Oncorus is advancing a portfolio of intratumorally and intravenously administered viral immunotherapies for multiple cancer indications based on its oncolytic herpes simplex virus (oHSV) platform and synthetic virus platform. The company is currently conducting a Phase I clinical trial of its lead product candidate, ONCR-177, an immunotherapy being developed for multiple solid tumor indications. The company anticipates reporting interim data from this Phase I trial in the second half of 2021 through the second half of 2022.
Oncorus says it plans to nominate its first intravenously administered synthetic virus clinical candidates in the first half of 2021 and its second intratumorally administered oHSV clinical candidate, which will specifically target brain cancer, including glioblastoma multiforme, a malignant tumor affecting the brain or spine, in the second half of 2021.
Lantern Pharma, Califa Pharma in Pact To Launch ADC Program
Lantern Pharma, a Dallas, Texas-based clinical-stage biopharmaceutical company developing precision therapeutics in oncology, has entered into an agreement with Califa Pharma, a La Jolla, California-based pharmaceutical company, to launch the development of its antibody drug conjugate (ADC) program.

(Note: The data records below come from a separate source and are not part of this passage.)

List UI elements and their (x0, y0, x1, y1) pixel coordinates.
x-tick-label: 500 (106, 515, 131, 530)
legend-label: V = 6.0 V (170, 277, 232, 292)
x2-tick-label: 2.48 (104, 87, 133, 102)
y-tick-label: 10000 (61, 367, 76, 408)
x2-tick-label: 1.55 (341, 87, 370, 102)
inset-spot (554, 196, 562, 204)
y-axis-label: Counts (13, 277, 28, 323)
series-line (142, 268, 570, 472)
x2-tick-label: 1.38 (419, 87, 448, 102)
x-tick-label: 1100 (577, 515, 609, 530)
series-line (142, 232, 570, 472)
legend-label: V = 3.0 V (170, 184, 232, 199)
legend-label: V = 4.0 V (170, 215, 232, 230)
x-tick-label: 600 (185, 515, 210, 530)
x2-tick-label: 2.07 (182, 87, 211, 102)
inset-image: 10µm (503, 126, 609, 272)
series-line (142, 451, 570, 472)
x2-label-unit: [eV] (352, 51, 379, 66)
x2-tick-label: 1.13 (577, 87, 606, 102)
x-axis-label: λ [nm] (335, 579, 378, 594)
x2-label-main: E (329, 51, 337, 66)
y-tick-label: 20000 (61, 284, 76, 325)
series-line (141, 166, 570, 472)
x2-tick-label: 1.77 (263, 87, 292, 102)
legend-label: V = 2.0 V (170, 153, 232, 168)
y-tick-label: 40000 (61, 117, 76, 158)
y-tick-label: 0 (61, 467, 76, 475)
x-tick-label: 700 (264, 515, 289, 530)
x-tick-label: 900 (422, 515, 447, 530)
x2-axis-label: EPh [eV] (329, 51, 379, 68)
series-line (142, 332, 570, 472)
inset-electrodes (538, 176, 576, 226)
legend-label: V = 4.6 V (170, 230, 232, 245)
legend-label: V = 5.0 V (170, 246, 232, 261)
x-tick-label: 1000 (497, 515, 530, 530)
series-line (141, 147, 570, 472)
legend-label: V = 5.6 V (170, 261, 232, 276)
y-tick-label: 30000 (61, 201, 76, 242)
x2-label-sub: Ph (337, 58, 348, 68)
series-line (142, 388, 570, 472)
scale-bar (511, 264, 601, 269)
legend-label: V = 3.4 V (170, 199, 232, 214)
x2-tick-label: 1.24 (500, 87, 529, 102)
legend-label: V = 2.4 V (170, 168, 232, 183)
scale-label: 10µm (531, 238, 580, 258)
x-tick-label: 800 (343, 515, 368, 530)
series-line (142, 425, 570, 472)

Lantern says it will potentially use the patent-protected linker library, conjugation processes and payloads, including its own DNA damage causing compounds, LP-100 and LP-184, for development of ADC-based therapies for a range of solid tumors and blood cancers. In addition, Lantern says it intends to use its artificial intelligence (AI) platform, known as RADR, to help determine the cancer types, targets, and cancer biomarker signatures believed most likely to respond to and benefit from this ADC approach.
The ADC program will begin immediately (as reported on January 4, 2021) and initially focus on evaluating Califia’s patented linker technologies with DNA-damaging small molecules, LP-100 and LP-184, in select solid tumors. Lantern also expects to use RADR to guide the selection and prioritization of certain tumors and cancer subtypes and also to uncover cancer sub-types, especially in rare tumors and orphan indications.
The company says the ADC development program will be optimizing target indications and design during 2021, with the intent to launch investigational new drug (IND) and clinical programs in 2022. Subject to positive results of the evaluation and early development process, Lantern expects to further a license(s) that cover the intended targets, payloads and linkers to be brought into the clinical development process.
Source: Lantern Pharma
Aprecia, Battelle Enter 3D-Printing Pharma Mfg Partnership
Aprecia Pharmaceuticals, a Blue Ash, Ohio-headquartered specialty pharmaceutical company with a three-dimensionally-printed (3DP) platform, and Battelle, a Columbus, Ohio-based research and development organization, have entered into an agreement to accelerate and expand advanced services in 3DP pharmaceutical manufacturing. The collaboration will be focused on advancing 3DP equipment from clinical supply through commercial scale while increasing manufacturing throughput and efficiency at.